New York

Frank Young

Hal Bromm Gallery

Frank Young recently exhibited abstract paintings and wall sculptures. There was no apparent logic connecting the two enterprises except their shared feebleness. The paintings: largish, on unstretched canvas, oil paint (thick, applied in the current pastry-school fashion) serrated on in vortexes. Flaccid orphism, in both senses of the adjective. The wall sculptures: swaddled and wrapped bundles, ranging in size from shoulder bag to fair-sized backpack made of packaging elements like foam rubber, nylon duffel bags, stray drop cloths, and other detritus.

Of the two kinds of work, the sculptures are easier to talk about if only because their antecedents are more recent: Christo, who has been wrapping objects to make them more mysterious for 20 years. But there’s a certain tidiness to Christo’s method of concealment absent from Young’s ad hoc bundles. Harmony Hammond also comes to mind, but her swaddled sculptures and use of random materials are much more shapely than Young’s bulging bundles.

My sense is that Young is resisting the relic/artifact quality of a Christo surprise package as well as the tucked-and-pleated arrangement of cloth over a Hammond armature. There’s the flaccid, unmuscular, aspect to the sculpture—nothing is supported, structured: Young’s work has no spine.

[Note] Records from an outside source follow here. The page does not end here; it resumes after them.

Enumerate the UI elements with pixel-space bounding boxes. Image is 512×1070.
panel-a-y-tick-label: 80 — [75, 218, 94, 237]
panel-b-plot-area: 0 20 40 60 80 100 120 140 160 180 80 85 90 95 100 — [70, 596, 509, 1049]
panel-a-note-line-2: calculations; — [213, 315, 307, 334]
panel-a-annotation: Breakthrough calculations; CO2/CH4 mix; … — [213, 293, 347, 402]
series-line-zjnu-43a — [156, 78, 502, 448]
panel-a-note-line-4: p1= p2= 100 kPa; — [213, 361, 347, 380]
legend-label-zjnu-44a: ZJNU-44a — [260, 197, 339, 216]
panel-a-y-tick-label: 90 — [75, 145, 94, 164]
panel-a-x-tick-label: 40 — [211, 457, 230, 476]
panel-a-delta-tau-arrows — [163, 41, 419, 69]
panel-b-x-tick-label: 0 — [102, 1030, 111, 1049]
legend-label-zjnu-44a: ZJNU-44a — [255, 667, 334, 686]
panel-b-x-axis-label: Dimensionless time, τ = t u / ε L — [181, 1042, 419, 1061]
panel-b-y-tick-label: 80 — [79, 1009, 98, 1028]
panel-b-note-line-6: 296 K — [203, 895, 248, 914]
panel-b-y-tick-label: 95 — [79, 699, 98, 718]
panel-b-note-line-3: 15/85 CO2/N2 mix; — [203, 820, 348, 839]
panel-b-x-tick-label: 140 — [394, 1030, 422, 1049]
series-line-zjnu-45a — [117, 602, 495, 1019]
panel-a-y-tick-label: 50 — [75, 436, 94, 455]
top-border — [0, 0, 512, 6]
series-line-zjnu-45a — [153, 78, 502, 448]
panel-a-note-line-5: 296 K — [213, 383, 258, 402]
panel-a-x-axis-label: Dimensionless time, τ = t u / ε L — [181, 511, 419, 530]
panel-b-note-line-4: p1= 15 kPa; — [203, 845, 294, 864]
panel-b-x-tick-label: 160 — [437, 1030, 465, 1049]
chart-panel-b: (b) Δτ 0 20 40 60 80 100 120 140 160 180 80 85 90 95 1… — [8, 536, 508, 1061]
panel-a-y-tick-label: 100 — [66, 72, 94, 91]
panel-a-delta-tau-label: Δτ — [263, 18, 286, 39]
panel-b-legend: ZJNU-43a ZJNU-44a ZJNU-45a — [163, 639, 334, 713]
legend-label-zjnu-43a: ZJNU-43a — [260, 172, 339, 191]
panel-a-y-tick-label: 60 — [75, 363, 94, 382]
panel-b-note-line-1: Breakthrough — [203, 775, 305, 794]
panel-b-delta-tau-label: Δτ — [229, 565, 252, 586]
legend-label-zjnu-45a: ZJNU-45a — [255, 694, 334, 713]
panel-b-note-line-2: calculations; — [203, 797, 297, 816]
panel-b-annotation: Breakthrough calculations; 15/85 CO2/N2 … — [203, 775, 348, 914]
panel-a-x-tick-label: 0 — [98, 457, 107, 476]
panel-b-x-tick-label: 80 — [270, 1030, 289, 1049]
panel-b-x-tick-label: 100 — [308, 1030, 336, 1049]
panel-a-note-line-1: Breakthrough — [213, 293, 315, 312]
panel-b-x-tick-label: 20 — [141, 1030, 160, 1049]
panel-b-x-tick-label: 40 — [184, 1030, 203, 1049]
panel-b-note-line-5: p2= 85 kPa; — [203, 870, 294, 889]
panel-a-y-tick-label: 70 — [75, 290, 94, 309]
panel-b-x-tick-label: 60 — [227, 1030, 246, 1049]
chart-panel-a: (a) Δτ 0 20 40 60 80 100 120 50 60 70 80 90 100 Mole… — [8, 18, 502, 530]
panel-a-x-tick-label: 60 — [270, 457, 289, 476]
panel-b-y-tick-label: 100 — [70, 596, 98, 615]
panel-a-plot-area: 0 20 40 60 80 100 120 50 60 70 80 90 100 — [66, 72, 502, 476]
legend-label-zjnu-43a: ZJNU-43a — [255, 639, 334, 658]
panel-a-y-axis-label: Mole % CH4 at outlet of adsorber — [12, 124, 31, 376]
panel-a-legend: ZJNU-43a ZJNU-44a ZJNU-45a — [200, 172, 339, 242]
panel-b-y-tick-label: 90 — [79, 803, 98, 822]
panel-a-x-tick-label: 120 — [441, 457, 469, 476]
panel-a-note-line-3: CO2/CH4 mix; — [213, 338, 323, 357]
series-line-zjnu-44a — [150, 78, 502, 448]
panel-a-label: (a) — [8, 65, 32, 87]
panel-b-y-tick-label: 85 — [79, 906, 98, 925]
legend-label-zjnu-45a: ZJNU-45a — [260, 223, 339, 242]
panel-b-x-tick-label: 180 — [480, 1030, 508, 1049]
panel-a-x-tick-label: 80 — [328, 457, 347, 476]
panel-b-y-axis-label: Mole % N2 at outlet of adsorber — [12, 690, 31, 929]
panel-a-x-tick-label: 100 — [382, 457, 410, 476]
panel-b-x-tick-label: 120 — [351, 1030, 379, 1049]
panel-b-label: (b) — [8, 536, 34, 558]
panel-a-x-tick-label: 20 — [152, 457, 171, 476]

Apart from the current craze for 2-D sculpture and 3-D painting, what do Young’s bundles represent? When I first saw them, I thought of the troubled bundles carried by John Bunyan’s pilgrims progressing along their way to Celestial City—woes meant to be dumped at the earliest possible convenience. The backpack sense of these sculptural collages is overweening. Then, from another angle, Young’s mixed-media events look like tribal masks hanging on the wall in readiness for some kind of rite. The tribe? The Lower Manhattan. The rite? Art Rite. Like his paintings, Young’s sculpture has a studied insouciance, the primitivism of the cultured, but it’s only attitude. There’s no there there.